Which Story to Tell?
I once had a
professor ask during class presentations, “What story gets repeated over and
over by the collective conscious of our country? When families or communities gather to tell
stories . . . which one always gets told?”
We spent several
minutes tossing out ideas. We thought
maybe the American dream . . . people pulling themselves up by their bootstraps
. . . is a retold narrative. But that
doesn’t really work. Maybe the Pledge of
Allegiance? Everyone knows it but it’s
not really a narrative. Perhaps Santa Claus
is a consistent narrative . . . but not even it bears the weight of our
poly-cultural world. Finally, we though Billy
Graham . . . our world can stand and tell a story of how they were sinful and
then set right, how they walked the aisle, how they joined the church. But then we quickly remembered that not
everyone in America is Christian and the youth today unfortunately don’t know
who Billy Graham is.
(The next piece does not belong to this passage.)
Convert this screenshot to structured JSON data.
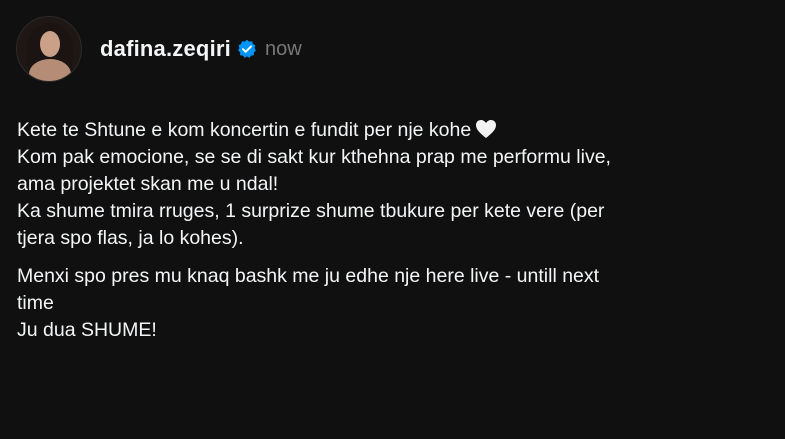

So we concluded
there must not a single, unifying story that connects our country, our culture,
and our world.
I left class sad
to think that oral traditions, the story-telling generations, the collective
consciousness of people are dying . . . and
that’s when it hit me . . . “Our story should start like this. . .”
“Before time, creation, or even matter . . . before
Genesis or the Big Bang . . . Before miracles, Santa, or even room for doubt .
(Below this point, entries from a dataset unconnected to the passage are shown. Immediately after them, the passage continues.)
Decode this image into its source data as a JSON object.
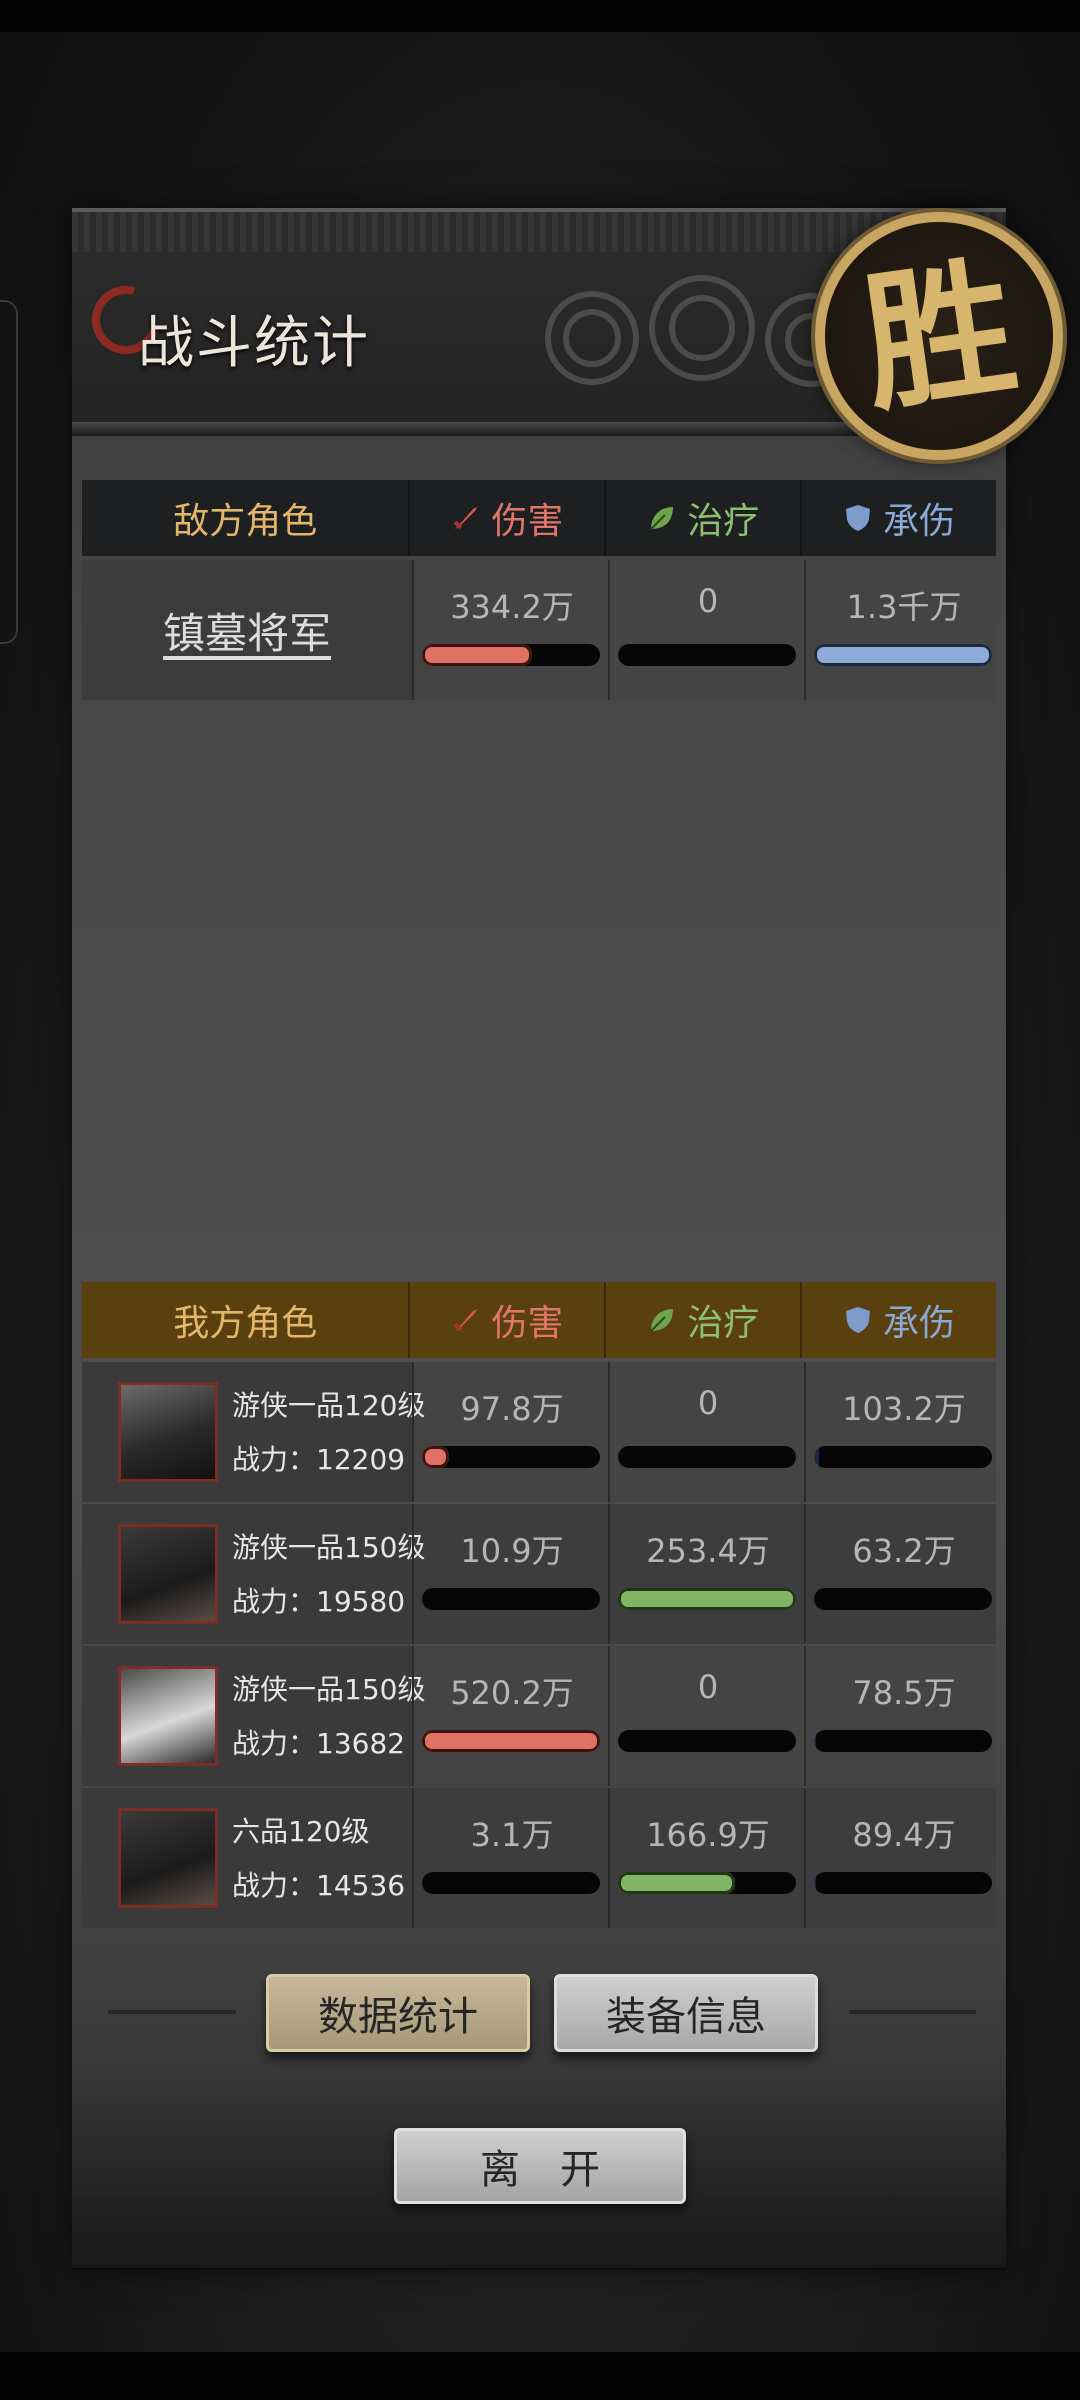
{
  "header": {
    "title": "战斗统计",
    "result_badge": "胜"
  },
  "columns": {
    "damage": "伤害",
    "healing": "治疗",
    "damage_taken": "承伤"
  },
  "enemy": {
    "heading": "敌方角色",
    "rows": [
      {
        "name": "镇墓将军",
        "damage": "334.2万",
        "healing": "0",
        "taken": "1.3千万",
        "damage_fill": 0.62,
        "healing_fill": 0,
        "taken_fill": 1.0
      }
    ]
  },
  "ally": {
    "heading": "我方角色",
    "rows": [
      {
        "class": "游侠一品120级",
        "power": "战力：12209",
        "damage": "97.8万",
        "healing": "0",
        "taken": "103.2万",
        "damage_fill": 0.15,
        "healing_fill": 0,
        "taken_fill": 0.03
      },
      {
        "class": "游侠一品150级",
        "power": "战力：19580",
        "damage": "10.9万",
        "healing": "253.4万",
        "taken": "63.2万",
        "damage_fill": 0,
        "healing_fill": 1.0,
        "taken_fill": 0
      },
      {
        "class": "游侠一品150级",
        "power": "战力：13682",
        "damage": "520.2万",
        "healing": "0",
        "taken": "78.5万",
        "damage_fill": 1.0,
        "healing_fill": 0,
        "taken_fill": 0.01
      },
      {
        "class": "六品120级",
        "power": "战力：14536",
        "damage": "3.1万",
        "healing": "166.9万",
        "taken": "89.4万",
        "damage_fill": 0,
        "healing_fill": 0.66,
        "taken_fill": 0.01
      }
    ]
  },
  "buttons": {
    "stats": "数据统计",
    "equipment": "装备信息",
    "leave": "离开"
  },
  "colors": {
    "damage": "#df7165",
    "healing": "#7fb565",
    "taken": "#8eaad6",
    "gold": "#e3b66a"
  }
}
. . before Abraham, Isaac or Jacob . . . before planets, air, or Eve . . . Jesus
says, “I am.”
Frederick
Buechner argues,
Before Abraham was – before any king rose up in Israel or any prophet bedevil him, before any patriarch or priest; temple or Torah – something of Jesus existed no less truly for having no name yet . . . or face, something holy and hidden, something explicit as sound or as implicit as silence; before the first atom was sent spinning through space at the creation . . . Jesus says, “I am.”
Who can really say what Jesus meant by this? Perhaps that just as his death was not the end of him, so his birth was not the beginning of him. Whatever it is that history has come to see in him over the centuries, seen or unseen, it was there, from the start of history, he seems to be saying, and even before the start.
Jesus does not say that before Abraham was, he was, but before Abraham was, he is. No past, no future, but only the present, because only the present is real. Named or unnamed, known or unknown, there neither has been nor ever be real time without him. If he is the Savior of the world as his followers believe, there never has been nor ever will be a world without salvation.
What a difference
it would make if our collective conscious started talking about the mystery and
majesty of Jesus! What a difference it
would make to our community, country and world if we took seriously the mystery
between Jesus’ birth narrative in Luke 1 and the fact that in the beginning Jesus
was with God (John 1). We should take it
seriously because our poly-cultural, postmodern world is looking for meaning and
something to follow. I believe we have
it in Jesus – we just have to start telling it with more frequency.